It can be challenging to secure appropriate special educational services. I truly believe that we, as parents, need to know some basic and simple facts about the PPT process and advocacy. I speak to many parents groups on a variety disability-related issues. One of my presentations is The 10 Things Every Parent Needs to Know About Advocating for their Child with a Disability. In my discussions I share far more than ten tips. And when I appeared on Better Connecticut, time only allowed for me to share 5 tips, but here the top 10 tips I usually share with parents that I beleive they should know.
#1 Education is not just academics
It’s so much more……. especially for kids who have autism. So don’t let anyone tell you you’re child has “great grades” so he doesn’t qualify for special education. Examine the areas beyond academics, as I explain in tip #2.

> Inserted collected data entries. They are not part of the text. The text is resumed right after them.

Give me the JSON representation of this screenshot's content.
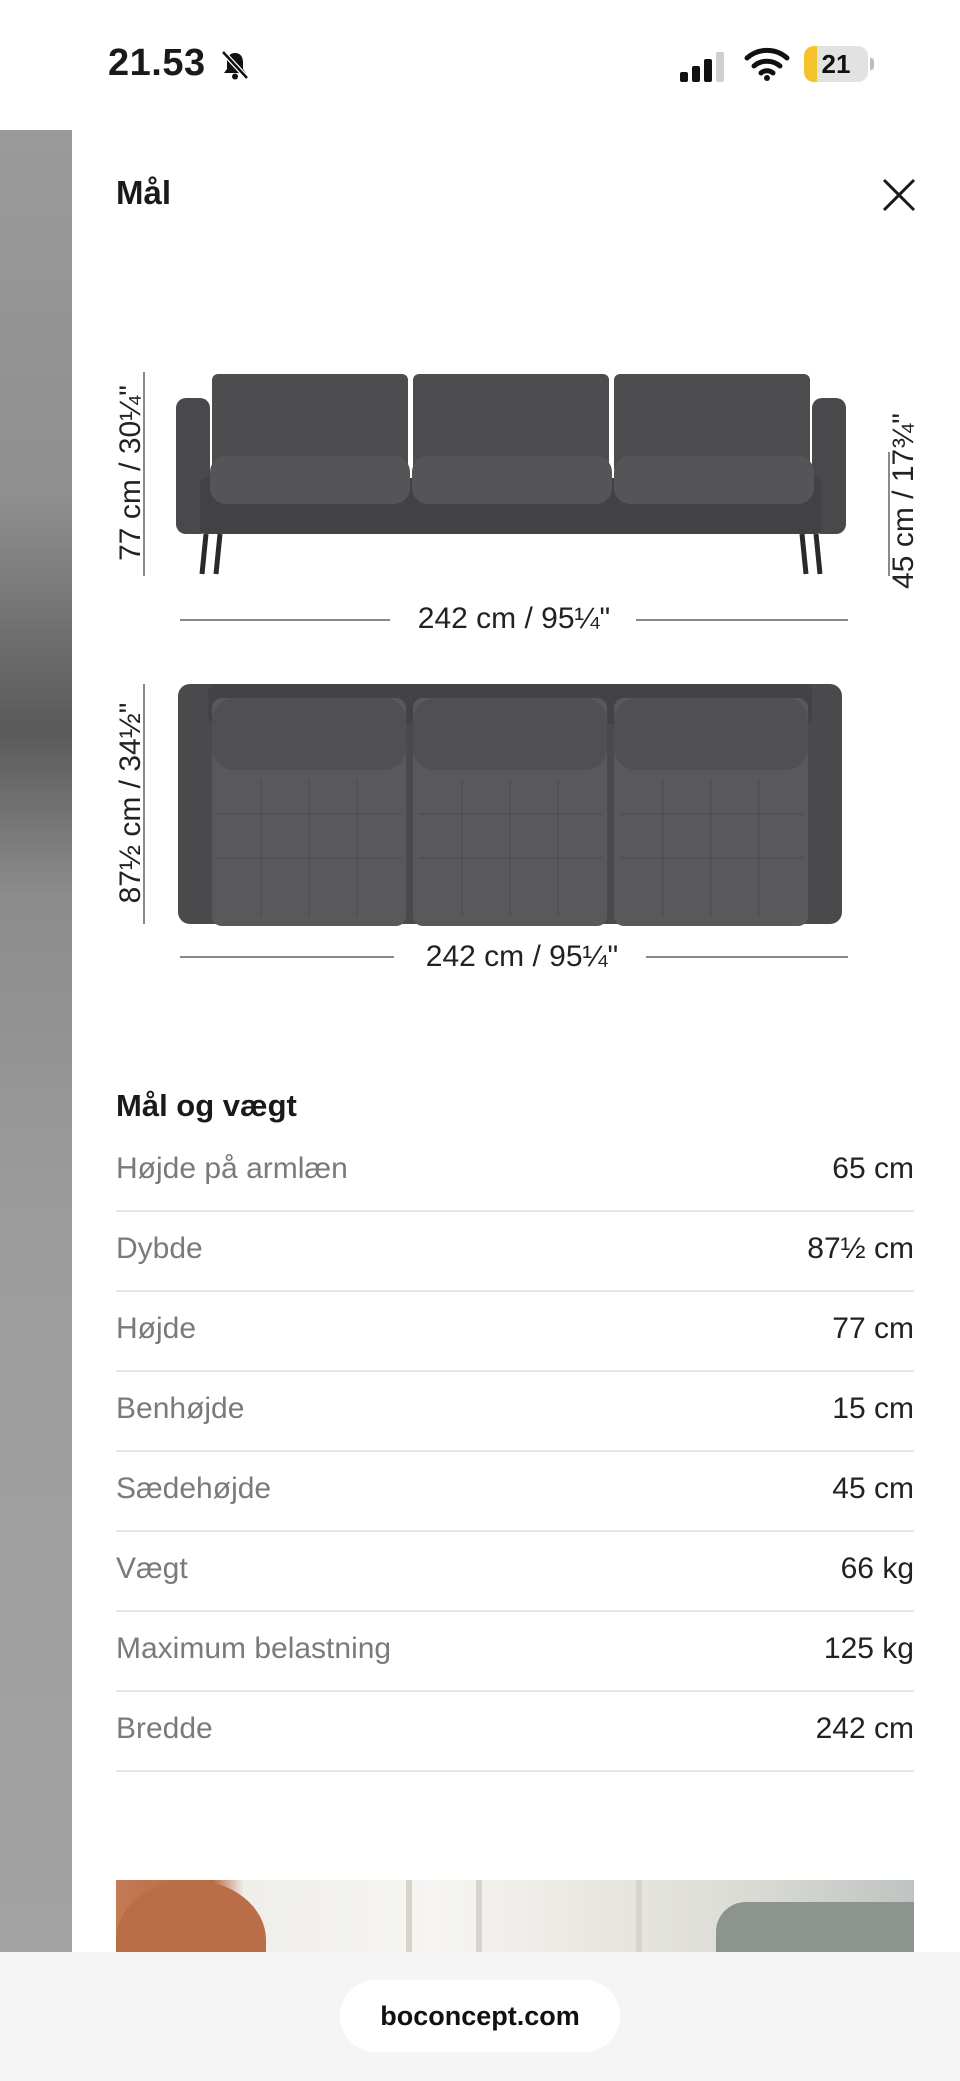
{
  "status_bar": {
    "time": "21.53",
    "battery": "21",
    "battery_fraction": 0.21
  },
  "drawer": {
    "title": "Mål",
    "close_icon": "close-icon"
  },
  "diagram": {
    "front_height": "77 cm / 30¼\"",
    "seat_height": "45 cm / 17¾\"",
    "front_width": "242 cm / 95¼\"",
    "top_depth": "87½ cm / 34½\"",
    "top_width": "242 cm / 95¼\""
  },
  "specs": {
    "title": "Mål og vægt",
    "rows": [
      {
        "label": "Højde på armlæn",
        "value": "65 cm"
      },
      {
        "label": "Dybde",
        "value": "87½ cm"
      },
      {
        "label": "Højde",
        "value": "77 cm"
      },
      {
        "label": "Benhøjde",
        "value": "15 cm"
      },
      {
        "label": "Sædehøjde",
        "value": "45 cm"
      },
      {
        "label": "Vægt",
        "value": "66 kg"
      },
      {
        "label": "Maximum belastning",
        "value": "125 kg"
      },
      {
        "label": "Bredde",
        "value": "242 cm"
      }
    ]
  },
  "browser": {
    "url": "boconcept.com"
  },
  "colors": {
    "battery_accent": "#f4c22b",
    "sofa": "#4a4a4d",
    "divider": "#e6e6e6"
  }
}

#2 Know the categories of IEP goals or the areas that autism could be effecting your child in school:
Social / Behavioral
Gross / Fine Motor
Employment / Post Secondary
#3 What you don’t know can hurt you – and ultimately your child’s education program – so you should become as knowledgeable as possible about:
Your child’s disability
Your child’s educational needs
Best educational practices in your child’s disability
Special education law / procedural safeguards
#4 You are a member of the Team
Be included in the planning of IEP goals and objectives
Request proposed IEP goals prior to PPT
Meet with the team regularly
#5 Appropriate programming is rooted in evaluations and in the evaluator’s recommendations. Evaluations should identify issue and make prescriptive recommendations on how to appropriately address the issues. So know when your child is due for his or her triennial evaluations. #6 Your school district has the right to evaluate your child and you have the right to disagree with the results You have the right to disagree with the results and ask for an independent evaluation at the district's expense. If the school district decides not to pay for the evaluation, the school must ask for a hearing without delay.
#7 Understand the purpose of a PPT
A PPT is a forum in which to make decisions about your child’s education program. A PPT is the only place the team can make substantive decisions or changes about your child’s program. Teachers can’t make decisions alone – especially outside of the PPT process. Decisions are made by the PPT team at a PPT.
#8 “the devil is in the details”
If it’s not in writing, it didn’t happen.
If it’s not in writing, there’s no commitment to do it.
Follow up important conversations with emails that document your discussions.
#9 You can write an addendum to a PPT
You can submit an addendum to the PPT to add anything that was discussed but not included in the PPT document. You have the right to add any information that was discussed that you want to have on the record. You’re addendum can also serve to correct discrepancies.
#10 Learn about transition services
If your child receives special education and has an IEP (Individualized Education Plan), he or she are eligible to be educated until the age of 21. This process should start around 15 years of age. Transition services include post-secondary education, vocational training, integrated employment, continuing and adult education, adult services, independent living or community participation.